Calls for royal commission after domestic violence wave

There are calls for a royal commission after a spate of domestic violence deaths in SA.

There are calls for a royal commission after a spate of domestic violence deaths in SA. Photo: Getty

A royal commission into domestic violence is “urgently needed” following the deaths of four women in one week in South Australia.

Hundreds of advocates are expected to brave the wet weather to rally outside Parliament House in Adelaide on Friday after the murder of 55-year-old mother Jodie Jewell by her husband on Tuesday rounded off a horrific seven days for the state.

Domestic violence services peak body Embolden SA co-chair Maria Hagias said a national probe would mean better-targeted funding.

“Domestic, family and sexual violence is a whole-of-government, non-government and whole-of-community responsibility,” she said.

“A royal commission will help our state target much-needed investment where it will have the most impact, across prevention, early intervention, crisis response and recovery.”

New statistics from the AIHW show that more than half of assault injury hospitalisations in 2021–22 involving children under 15, where the perpetrator was specified, were domestic violence-related.

Family and domestic violence is also one of the main reasons that women and children lose or are at risk of losing their home.

More than half of children under 10 who were supported by specialist homelessness services in 2021–22 had experienced family and domestic violence.

Latrobe University family violence researcher Leesa Hooker said a royal commission examining the issue at a national level would be a “fabulous start”.

“Because it is a crisis,” Dr Hooker told AAP.

“If it was men being murdered once a week it would have been stamped out a long time ago.

“Misogyny and the patriarchal structures in Australia are still alive and well.”
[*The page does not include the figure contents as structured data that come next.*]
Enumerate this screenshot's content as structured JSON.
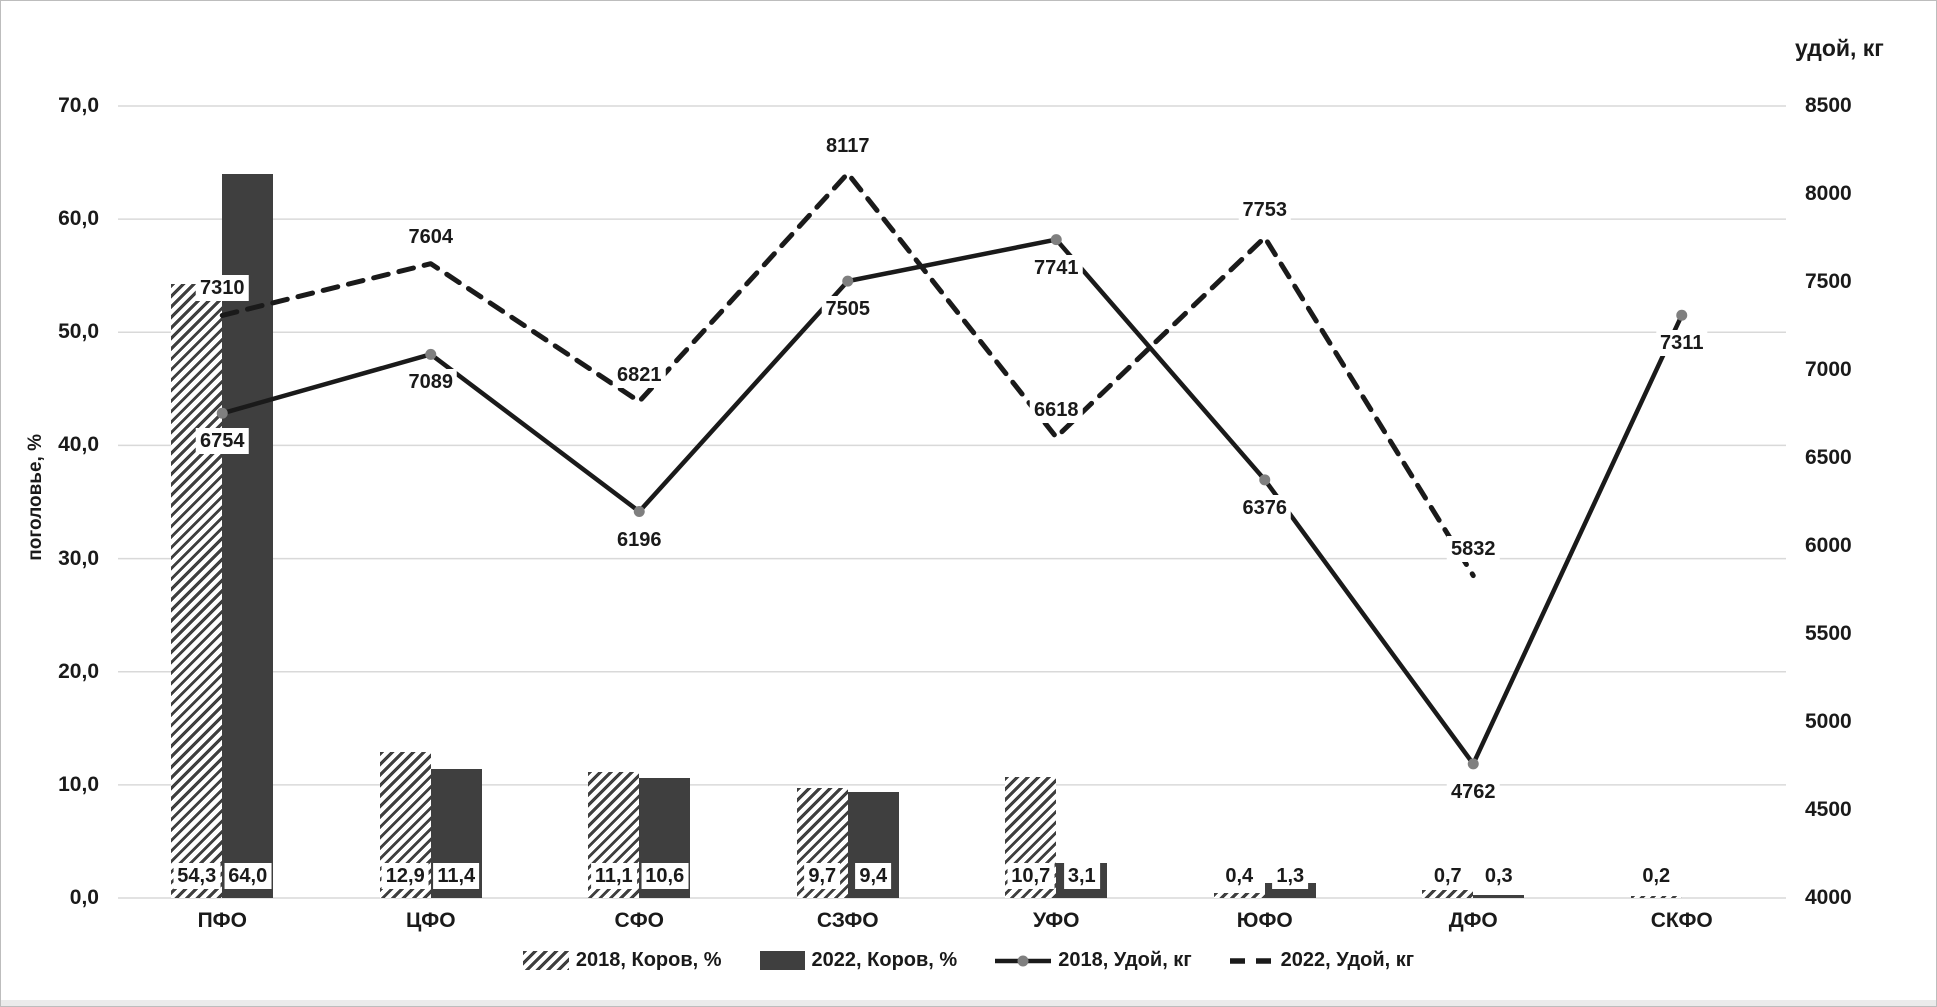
{
  "chart_data": {
    "type": "combo-bar-line",
    "categories": [
      "ПФО",
      "ЦФО",
      "СФО",
      "СЗФО",
      "УФО",
      "ЮФО",
      "ДФО",
      "СКФО"
    ],
    "bar_series": [
      {
        "name": "2018, Коров, %",
        "style": "hatched",
        "axis": "left",
        "values": [
          54.3,
          12.9,
          11.1,
          9.7,
          10.7,
          0.4,
          0.7,
          0.2
        ],
        "value_labels": [
          "54,3",
          "12,9",
          "11,1",
          "9,7",
          "10,7",
          "0,4",
          "0,7",
          "0,2"
        ]
      },
      {
        "name": "2022, Коров, %",
        "style": "solid",
        "axis": "left",
        "values": [
          64.0,
          11.4,
          10.6,
          9.4,
          3.1,
          1.3,
          0.3,
          null
        ],
        "value_labels": [
          "64,0",
          "11,4",
          "10,6",
          "9,4",
          "3,1",
          "1,3",
          "0,3",
          null
        ]
      }
    ],
    "line_series": [
      {
        "name": "2018, Удой, кг",
        "style": "solid-with-markers",
        "axis": "right",
        "label_position": "below",
        "values": [
          6754,
          7089,
          6196,
          7505,
          7741,
          6376,
          4762,
          7311
        ],
        "value_labels": [
          "6754",
          "7089",
          "6196",
          "7505",
          "7741",
          "6376",
          "4762",
          "7311"
        ]
      },
      {
        "name": "2022, Удой, кг",
        "style": "dashed",
        "axis": "right",
        "label_position": "above",
        "values": [
          7310,
          7604,
          6821,
          8117,
          6618,
          7753,
          5832,
          null
        ],
        "value_labels": [
          "7310",
          "7604",
          "6821",
          "8117",
          "6618",
          "7753",
          "5832",
          null
        ]
      }
    ],
    "left_axis": {
      "title": "поголовье, %",
      "min": 0,
      "max": 70,
      "step": 10,
      "tick_labels": [
        "0,0",
        "10,0",
        "20,0",
        "30,0",
        "40,0",
        "50,0",
        "60,0",
        "70,0"
      ]
    },
    "right_axis": {
      "title": "удой, кг",
      "min": 4000,
      "max": 8500,
      "step": 500,
      "tick_labels": [
        "4000",
        "4500",
        "5000",
        "5500",
        "6000",
        "6500",
        "7000",
        "7500",
        "8000",
        "8500"
      ]
    },
    "grid": "horizontal",
    "legend_position": "bottom",
    "colors": {
      "bar_solid": "#3f3f3f",
      "hatch_stripe": "#3f3f3f",
      "line": "#1a1a1a",
      "marker": "#7f7f7f",
      "gridline": "#d9d9d9",
      "text": "#1a1a1a",
      "label_bg": "#ffffff"
    }
  }
}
Dr Hooker said there was also a gap in evidence available for perpetrators of violence.

SA Attorney-General Kyam Maher said the government was looking to pass legislation to crack down on people who breach intervention orders, would review strangulation laws and is conducting consultation on coercive control laws.
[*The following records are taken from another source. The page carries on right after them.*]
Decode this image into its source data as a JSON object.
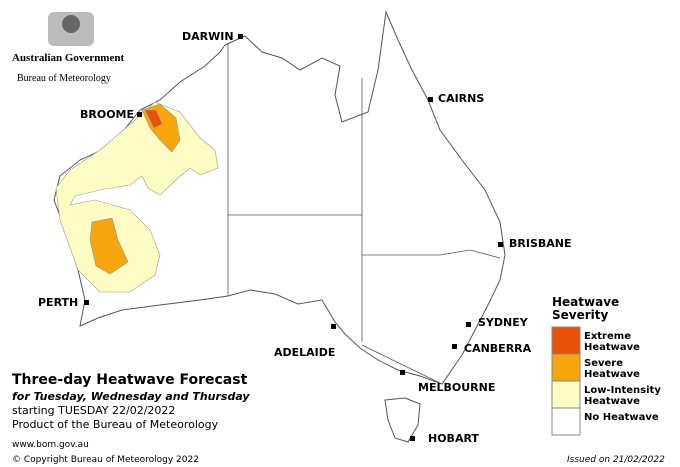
{
  "header": {
    "government": "Australian Government",
    "agency": "Bureau of Meteorology"
  },
  "cities": [
    "DARWIN",
    "CAIRNS",
    "BROOME",
    "BRISBANE",
    "PERTH",
    "SYDNEY",
    "CANBERRA",
    "ADELAIDE",
    "MELBOURNE",
    "HOBART"
  ],
  "title": {
    "main": "Three-day Heatwave Forecast",
    "subtitle": "for Tuesday, Wednesday and Thursday",
    "starting": "starting TUESDAY 22/02/2022",
    "product": "Product of the Bureau of Meteorology",
    "website": "www.bom.gov.au"
  },
  "legend": {
    "title": "Heatwave Severity",
    "items": [
      {
        "label": "Extreme Heatwave",
        "color": "#e8510a"
      },
      {
        "label": "Severe Heatwave",
        "color": "#f7a50c"
      },
      {
        "label": "Low-Intensity Heatwave",
        "color": "#fdfcc3"
      },
      {
        "label": "No Heatwave",
        "color": "#ffffff"
      }
    ]
  },
  "footer": {
    "copyright": "© Copyright Bureau of Meteorology 2022",
    "issued": "Issued on 21/02/2022"
  }
}
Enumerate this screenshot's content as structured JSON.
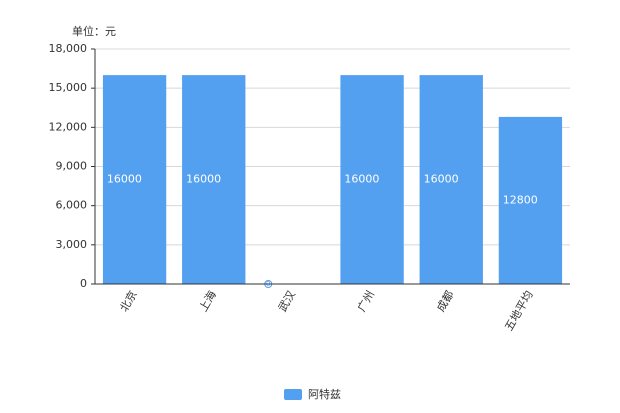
{
  "chart_data": {
    "type": "bar",
    "y_label": "单位：元",
    "categories": [
      "北京",
      "上海",
      "武汉",
      "广州",
      "成都",
      "五地平均"
    ],
    "series": [
      {
        "name": "阿特兹",
        "color": "#539ff0",
        "values": [
          16000,
          16000,
          0,
          16000,
          16000,
          12800
        ]
      }
    ],
    "ylim": [
      0,
      18000
    ],
    "yticks": [
      0,
      {
        "value": 3000,
        "label": "3,000"
      },
      {
        "value": 6000,
        "label": "6,000"
      },
      {
        "value": 9000,
        "label": "9,000"
      },
      {
        "value": 12000,
        "label": "12,000"
      },
      {
        "value": 15000,
        "label": "15,000"
      },
      {
        "value": 18000,
        "label": "18,000"
      }
    ],
    "grid": true,
    "legend": "bottom"
  }
}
“It is a tragedy when anybody loses their life but it’s alarming that it’s happening so frequently across Australia,” he told reporters on Thursday.
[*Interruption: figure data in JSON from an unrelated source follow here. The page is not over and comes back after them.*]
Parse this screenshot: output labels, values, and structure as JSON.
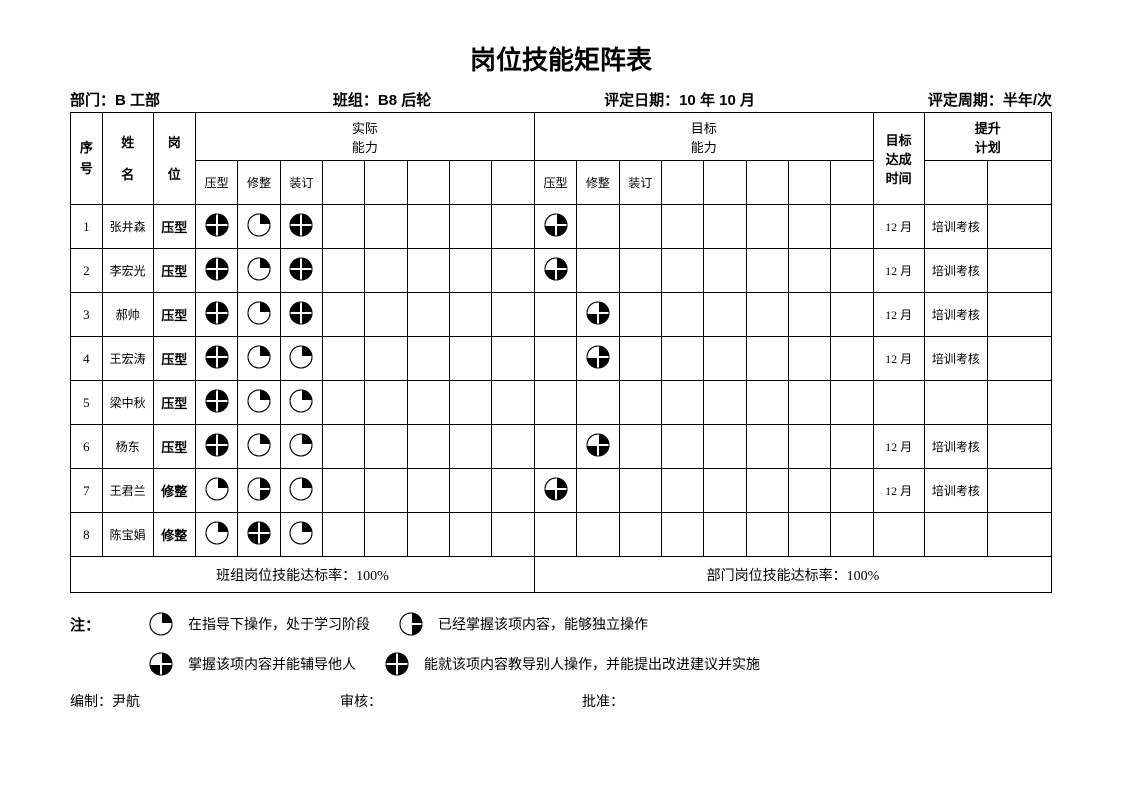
{
  "title": "岗位技能矩阵表",
  "meta": {
    "dept_label": "部门：",
    "dept": "B 工部",
    "team_label": "班组：",
    "team": "B8 后轮",
    "date_label": "评定日期：",
    "date": "10 年 10 月",
    "cycle_label": "评定周期：",
    "cycle": "半年/次"
  },
  "headers": {
    "no": "序号",
    "name": "姓名",
    "pos": "岗位",
    "actual": "实际\n能力",
    "target": "目标\n能力",
    "goal_time": "目标\n达成\n时间",
    "plan": "提升\n计划",
    "skills": [
      "压型",
      "修整",
      "装订"
    ]
  },
  "rows": [
    {
      "no": "1",
      "name": "张井森",
      "pos": "压型",
      "actual": [
        4,
        1,
        4
      ],
      "target": [
        3,
        null,
        null
      ],
      "time": "12 月",
      "plan": "培训考核"
    },
    {
      "no": "2",
      "name": "李宏光",
      "pos": "压型",
      "actual": [
        4,
        1,
        4
      ],
      "target": [
        3,
        null,
        null
      ],
      "time": "12 月",
      "plan": "培训考核"
    },
    {
      "no": "3",
      "name": "郝帅",
      "pos": "压型",
      "actual": [
        4,
        1,
        4
      ],
      "target": [
        null,
        3,
        null
      ],
      "time": "12 月",
      "plan": "培训考核"
    },
    {
      "no": "4",
      "name": "王宏涛",
      "pos": "压型",
      "actual": [
        4,
        1,
        1
      ],
      "target": [
        null,
        3,
        null
      ],
      "time": "12 月",
      "plan": "培训考核"
    },
    {
      "no": "5",
      "name": "梁中秋",
      "pos": "压型",
      "actual": [
        4,
        1,
        1
      ],
      "target": [
        null,
        null,
        null
      ],
      "time": "",
      "plan": ""
    },
    {
      "no": "6",
      "name": "杨东",
      "pos": "压型",
      "actual": [
        4,
        1,
        1
      ],
      "target": [
        null,
        3,
        null
      ],
      "time": "12 月",
      "plan": "培训考核"
    },
    {
      "no": "7",
      "name": "王君兰",
      "pos": "修整",
      "actual": [
        1,
        2,
        1
      ],
      "target": [
        3,
        null,
        null
      ],
      "time": "12 月",
      "plan": "培训考核"
    },
    {
      "no": "8",
      "name": "陈宝娟",
      "pos": "修整",
      "actual": [
        1,
        4,
        1
      ],
      "target": [
        null,
        null,
        null
      ],
      "time": "",
      "plan": ""
    }
  ],
  "footer": {
    "team_rate_label": "班组岗位技能达标率：",
    "team_rate": "100%",
    "dept_rate_label": "部门岗位技能达标率：",
    "dept_rate": "100%"
  },
  "legend": {
    "label": "注：",
    "items": [
      {
        "level": 1,
        "text": "在指导下操作，处于学习阶段"
      },
      {
        "level": 2,
        "text": "已经掌握该项内容，能够独立操作"
      },
      {
        "level": 3,
        "text": "掌握该项内容并能辅导他人"
      },
      {
        "level": 4,
        "text": "能就该项内容教导别人操作，并能提出改进建议并实施"
      }
    ]
  },
  "sign": {
    "make_label": "编制：",
    "make": "尹航",
    "check_label": "审核：",
    "check": "",
    "approve_label": "批准：",
    "approve": ""
  },
  "style": {
    "filled": "#000000",
    "empty": "#ffffff",
    "stroke": "#000000"
  }
}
Rates of violence against women were once again under the national spotlight last month after the shocking death of 21-year-old school teacher Lilie James.

Last year, state and territory governments released a revised national plan to end violence against women and children over the next 10 years.

The nation’s largest coronial inquest into domestic violence has just wrapped up in the Northern Territory, where domestic violence homicide rates are seven times higher than the national average.

Member for Goldstein Zoe Daniel will introduce a bill to federal parliament on Monday calling for urgent action and investment.